L’homme qui les avait salués vint s’asseoir à leurs côtés, faisant taire le brouhaha.

Il entama la discussion, sa voix portant dans tout le chalet :

— Excusez notre accueil, il y a longtemps que nous n’avions pas vu d’étrangers.

Un sourire bienveillant apparut sur les traits de Mali.

— Il n’y a pas de mal. Vous ne pouvez vous permettre de laisser entrer n’importe qui dans votre communauté, surtout des vagabonds comme nous, à la recherche de Frior.

À l’évocation de la ville cachée, les villageois se raidirent. Ces étrangers étaient-ils des amis ? Ou bien des ennemis sous couverture ?

— Consentiriez-vous à nous raconter votre histoire ? demanda l’homme au chignon, ne laissant toujours rien paraître.

Mali opina du chef et entama son récit. Elle raconta l’arrivée des soldats à Bryn, la fuite dans la forêt, la traversée du lac, le passage par Laban, la nuit à Beranan. L’auditoire semblait retenir son souffle, pendu à ses lèvres.

— Si vous voulez mon avis, dit-elle pour conclure, il était écrit que nous passerions par chez vous. De magicien à magicien, il faut bien s’entraider.

Des murmures s’élevèrent dans l’assemblée. L’homme médita en silence sur les évènements relatés par la vieille femme.

— Je prends le parti de vous faire confiance, décréta-t-il finalement. Puisque vous nous avez donné vos noms, je vous donnerai le mien. Je suis Evrard, magicien rouge et chef du Hameau.

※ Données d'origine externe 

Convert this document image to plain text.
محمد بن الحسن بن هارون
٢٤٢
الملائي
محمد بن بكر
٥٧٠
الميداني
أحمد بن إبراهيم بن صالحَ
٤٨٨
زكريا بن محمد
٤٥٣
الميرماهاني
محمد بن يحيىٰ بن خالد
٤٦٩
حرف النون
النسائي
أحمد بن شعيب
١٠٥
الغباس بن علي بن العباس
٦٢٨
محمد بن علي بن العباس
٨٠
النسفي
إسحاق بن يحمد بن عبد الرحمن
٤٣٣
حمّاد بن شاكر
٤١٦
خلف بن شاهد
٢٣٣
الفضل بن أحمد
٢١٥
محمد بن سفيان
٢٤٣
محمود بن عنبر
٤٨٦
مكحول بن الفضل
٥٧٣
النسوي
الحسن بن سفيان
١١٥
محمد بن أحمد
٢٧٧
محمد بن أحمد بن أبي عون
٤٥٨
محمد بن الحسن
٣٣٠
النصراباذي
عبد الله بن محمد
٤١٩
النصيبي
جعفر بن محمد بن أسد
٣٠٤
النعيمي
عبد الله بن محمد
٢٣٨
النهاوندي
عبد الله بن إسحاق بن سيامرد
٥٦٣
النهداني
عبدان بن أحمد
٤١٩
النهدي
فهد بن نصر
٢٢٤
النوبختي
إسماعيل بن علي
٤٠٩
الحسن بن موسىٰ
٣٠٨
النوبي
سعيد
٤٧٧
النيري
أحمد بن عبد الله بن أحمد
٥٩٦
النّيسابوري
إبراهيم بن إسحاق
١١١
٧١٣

— Ravie de vous rencontrer Evrard, s’inclina l’ainée.

Il lui tendit son immense main, qu’elle serra fermement.

— Mali, l’interpella une femme du cercle. J’ai dû mal entendre, de quelle couleur de magie êtes-vous ?

— Nous sommes magiciennes violettes.

Une vague de clameurs monta des villageois.

— Paix ! Paix ! commanda Evrard. Mali, tu dis venir des sept collines et être de la couleur violette, doit-on supposer que vous êtes celles que nous pensons ?

Une ombre passa sur le visage de la vieille femme. Elle baissa le regard et se tordit les mains en un geste de nervosité.

— J’ai bien peur que oui, lâcha-t-elle dans un souffle.